If the pain of China and New York would have been taken as a hint to safeguard ourselves against air pollution, the circumstances today in New Delhi would have been at least a tad better.

Today, the need for peppermint spray in Delhi is being accompanied by masks as dense fog, along with severe Air Quality Index (AQI) ratings from several monitoring stations, has sent alarm bells ringing in Delhi on 7 November, 2017. The smog severely and disturbingly brought down visibility levels, affecting flight and train operations. The heavy air went to even permeate living rooms and underground Metro stations.

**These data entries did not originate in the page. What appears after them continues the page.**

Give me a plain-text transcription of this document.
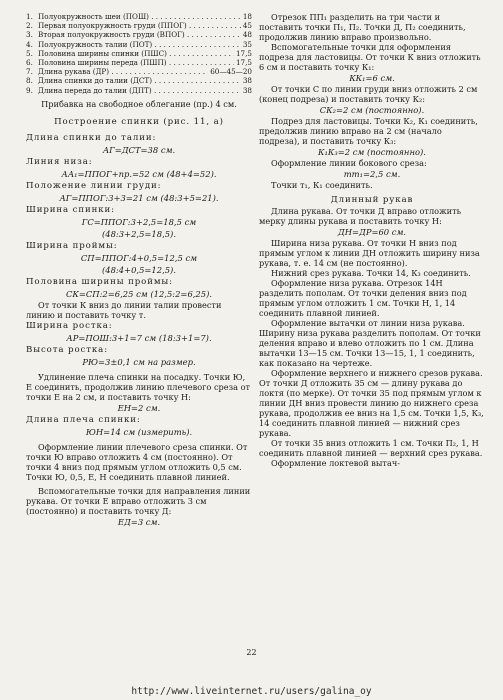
1. Полуокружность шеи (ПОШ) . . .	18
2. Первая полуокружность груди (ППОГ) . . .	45
3. Вторая полуокружность груди (ВПОГ) . . .	48
4. Полуокружность талии (ПОТ) . . .	35
5. Половина ширины спинки (ПШС) . . .	17,5
6. Половина ширины переда (ПШП) . . .	17,5
7. Длина рукава (ДР) . . .	60—45—20
8. Длина спинки до талии (ДСТ) . . .	38
9. Длина переда до талии (ДПТ) . . .	38

Прибавка на свободное облегание (пр.) 4 см.

Построение спинки (рис. 11, а)

Длина спинки до талии:

АГ=ДСТ=38 см.

Линия низа:

АА₁=ППОГ+пр.=52 см (48+4=52).

Положение линии груди:

АГ=ППОГ:3+3=21 см (48:3+5=21).

Ширина спинки:

ГС=ППОГ:3+2,5=18,5 см

(48:3+2,5=18,5).

Ширина проймы:

СП=ППОГ:4+0,5=12,5 см

(48:4+0,5=12,5).

Половина ширины проймы:

СК=СП:2=6,25 см (12,5:2=6,25).

От точки К вниз до линии талии провести линию и поставить точку т.

Ширина ростка:

АР=ПОШ:3+1=7 см (18:3+1=7).

Высота ростка:

РЮ=3±0,1 см на размер.

Удлинение плеча спинки на посадку. Точки Ю, Е соединить, продолжив линию плечевого среза от точки Е на 2 см, и поставить точку Н:

ЕН=2 см.

Длина плеча спинки:

ЮН=14 см (измерить).

Оформление линии плечевого среза спинки. От точки Ю вправо отложить 4 см (постоянно). От точки 4 вниз под прямым углом отложить 0,5 см. Точки Ю, 0,5, Е, Н соединить плавной линией.

Вспомогательные точки для направления линии рукава. От точки Е вправо отложить 3 см (постоянно) и поставить точку Д:

ЕД=3 см.

Отрезок ПП₁ разделить на три части и поставить точки П₁, П₂. Точки Д, П₂ соединить, продолжив линию вправо произвольно.

Вспомогательные точки для оформления подреза для ластовицы. От точки К вниз отложить 6 см и поставить точку К₁:

КК₁=6 см.

От точки С по линии груди вниз отложить 2 см (конец подреза) и поставить точку К₂:

СК₂=2 см (постоянно).

Подрез для ластовицы. Точки К₂, К₁ соединить, предолжив линию вправо на 2 см (начало подреза), и поставить точку К₃:

К₁К₃=2 см (постоянно).

Оформление линии бокового среза:

тт₁=2,5 см.

Точки т₁, К₁ соединить.

Длинный рукав

Длина рукава. От точки Д вправо отложить мерку длины рукава и поставить точку Н:

ДН=ДР=60 см.

Ширина низа рукава. От точки Н вниз под прямым углом к линии ДН отложить ширину низа рукава, т. е. 14 см (не постоянно).

Нижний срез рукава. Точки 14, К₃ соединить.

Оформление низа рукава. Отрезок 14Н разделить пополам. От точки деления вниз под прямым углом отложить 1 см. Точки Н, 1, 14 соединить плавной линией.

Оформление вытачки от линии низа рукава. Ширину низа рукава разделить пополам. От точки деления вправо и влево отложить по 1 см. Длина вытачки 13—15 см. Точки 13—15, 1, 1 соединить, как показано на чертеже.

Оформление верхнего и нижнего срезов рукава. От точки Д отложить 35 см — длину рукава до локтя (по мерке). От точки 35 под прямым углом к линии ДН вниз провести линию до нижнего среза рукава, продолжив ее вниз на 1,5 см. Точки 1,5, К₃, 14 соединить плавной линией — нижний срез рукава.

От точки 35 вниз отложить 1 см. Точки П₂, 1, Н соединить плавной линией — верхний срез рукава.

Оформление локтевой вытач-

22
http://www.liveinternet.ru/users/galina_oy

Authorities in Delhi also rolled in an immediate halt on civil construction works and ban on the entry of trucks, except those carrying essential commodities. Primary schools were shut. The continuous rise in the levels of PM2.5 and PM10 is a grave concern for both central and Delhi governments despite claims and projections that portray temporary relief.

Breathing Space?

The play of technology reached beyond limits here with companies like “Nurturing Green” launching an ‘Oxygen Chamber’ in Gurugram on September 29, 2017. This is touted to be spread over an area of 13,000 square feet and this oxygen chamber, apparently, houses various air-purifying plants as well as air purifiers to battle against pollution. Despite being a novel and pertinent concept, such places would not be able to be in the reach of everyone. What is stopping us from creating the whole earth as an Oxygen chamber though?

The need for laws and government programmes in this context is vital, but still secondary. Active and voluntary participation of the citizens is what is required at quick pace and in massive proportions. At the primary level, we can take any number of seemingly-small measure like switching to CNG vehicles completely, planting more and more saplings whenever and wherever, getting used to lesser use of air conditioners as they exhibit harmful gases, introduction for environmental responsibility from multi-national companies and facilitating transportation.

Some of them can be inconvenient in the short term but what can be more disconcerting than grimy air.

Government can install solar panels for street lights and green building and Public transport and school buses can be turned into electric or battery-operated modes – these attempts will surely warrant a small change in habits but eventually a huge difference.

A new method of cloud seeding can also contribute extensively in reducing air pollution. We can use spraying of water into the atmosphere from sprinklers atop tall buildings and towers, just like we water a garden. We can look at simulating natural types of precipitation and, in turn, effectively scavenge or collect and remove aerosol and gaseous pollutants.

The point is that the nightmare called pollution is not the headache of just our political leaders, but a matter of concern for all of us.

Unless we stop staying oblivious and comfortable with the feel of dirty air that we inhale, this horror movie will keep coming with ever-darkening sequels every year.